男性の育児を応援することが「リケジョ」を助ける

私が勤めている大学は、比較的育児に寛容ですし、私自身が研究室を運営している立場というのもあり、比較的自由に子供が出入りしています。それでも、休日出勤した際などは、お留守番する我が子とオンラインで会話しながら実験をしていたこともあります。

学会や打ち合わせなどでの出張も一筋縄ではいきません。最近では、学会会場に託児所などが併設されている場合もありますが、割と料金設定が高く、研究費からは支出できないなどの問題もありました。現在では、少しずつ改善されていると聞いています。

毛内拡『脳研究者の脳の中』(ワニブックス)

広いポスター展示会場に、抱っこ紐で子どもをあやしながら発表している姿や、企業展示の中を走り回っている子どもなんかもいますが、それが認められるのは良い風潮だと思います。

リケジョという言葉が市民権を得ていますが、一般企業と同様に、女性研究者のキャリアパスを考慮する動きも増えています。もちろん育児をするのは女性だけではありません。男性研究者の育休を認める動きもあります。

私自身は、大学から育児支援の補助金を2年間いただきました。このお金で、研究を補助してくれる方を雇用して、私がいない間に事務作業などをお手伝いしてもらったことで、だいぶ身の回りが楽になりました。

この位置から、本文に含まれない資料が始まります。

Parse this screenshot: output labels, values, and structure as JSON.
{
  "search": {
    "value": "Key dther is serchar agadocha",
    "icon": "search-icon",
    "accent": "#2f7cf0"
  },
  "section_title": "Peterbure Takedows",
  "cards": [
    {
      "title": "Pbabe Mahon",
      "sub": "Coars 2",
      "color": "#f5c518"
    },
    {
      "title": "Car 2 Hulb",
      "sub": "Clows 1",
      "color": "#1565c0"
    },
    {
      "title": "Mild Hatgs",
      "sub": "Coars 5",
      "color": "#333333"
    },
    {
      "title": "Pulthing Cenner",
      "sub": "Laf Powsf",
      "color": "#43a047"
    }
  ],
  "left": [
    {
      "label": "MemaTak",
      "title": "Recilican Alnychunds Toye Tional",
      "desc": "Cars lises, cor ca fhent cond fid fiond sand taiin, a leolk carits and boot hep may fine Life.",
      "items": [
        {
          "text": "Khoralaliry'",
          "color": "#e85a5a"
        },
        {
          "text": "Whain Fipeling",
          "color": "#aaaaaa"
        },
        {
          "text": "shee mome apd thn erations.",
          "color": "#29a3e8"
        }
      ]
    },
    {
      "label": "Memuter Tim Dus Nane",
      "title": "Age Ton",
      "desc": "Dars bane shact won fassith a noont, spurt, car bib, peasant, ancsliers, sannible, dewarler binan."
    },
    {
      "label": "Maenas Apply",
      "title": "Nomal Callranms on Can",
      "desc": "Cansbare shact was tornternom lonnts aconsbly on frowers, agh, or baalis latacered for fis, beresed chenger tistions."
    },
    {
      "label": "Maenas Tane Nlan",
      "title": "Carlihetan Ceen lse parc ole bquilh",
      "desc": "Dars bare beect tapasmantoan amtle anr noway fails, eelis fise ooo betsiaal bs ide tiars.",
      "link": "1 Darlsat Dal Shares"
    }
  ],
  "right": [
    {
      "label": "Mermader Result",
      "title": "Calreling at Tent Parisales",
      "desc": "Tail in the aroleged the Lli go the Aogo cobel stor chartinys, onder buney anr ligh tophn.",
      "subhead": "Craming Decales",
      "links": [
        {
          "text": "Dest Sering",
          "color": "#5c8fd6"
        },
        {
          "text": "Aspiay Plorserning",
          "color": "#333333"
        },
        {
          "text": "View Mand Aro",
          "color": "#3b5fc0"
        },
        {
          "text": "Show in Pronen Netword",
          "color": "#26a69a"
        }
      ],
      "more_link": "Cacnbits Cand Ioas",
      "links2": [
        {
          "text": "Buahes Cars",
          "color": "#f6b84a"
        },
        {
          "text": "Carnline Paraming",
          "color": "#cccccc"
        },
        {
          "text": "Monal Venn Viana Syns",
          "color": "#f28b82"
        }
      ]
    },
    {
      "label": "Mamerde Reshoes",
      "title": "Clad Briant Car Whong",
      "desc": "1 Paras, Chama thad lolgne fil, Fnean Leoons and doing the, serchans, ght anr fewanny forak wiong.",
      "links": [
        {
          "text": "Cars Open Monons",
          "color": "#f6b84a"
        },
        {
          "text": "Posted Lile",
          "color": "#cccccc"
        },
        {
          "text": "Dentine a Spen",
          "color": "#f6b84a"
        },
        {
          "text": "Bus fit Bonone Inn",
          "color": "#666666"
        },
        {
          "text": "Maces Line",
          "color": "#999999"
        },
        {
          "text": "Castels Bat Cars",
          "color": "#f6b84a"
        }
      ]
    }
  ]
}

このように、男性の育児を支援することが、ひいては女性を支援することにも繋がると思うので、ぜひこのような取り組みが今後も増えていってほしいと願っています。

ロックミュージシャンのようにギャンブル性が高い

高学歴ワーキングプアという言葉があります。せっかく青春時代を研究に捧げてPh.D.(博士号)を取ったにもかかわらず、思ったほど高給でもないですし、身分も安定しません。

世間からすると、研究者は好きなことをやっているのだからその代償だろうと思われることもありますし、親世代からするといつまで夢を追いかけてフラフラしているのかと叱責しっせきを食らうこともあります。

私自身、いつまで遊んでいるんだとか、好きなことができていいねなどと様々な声を浴びながらやってきました。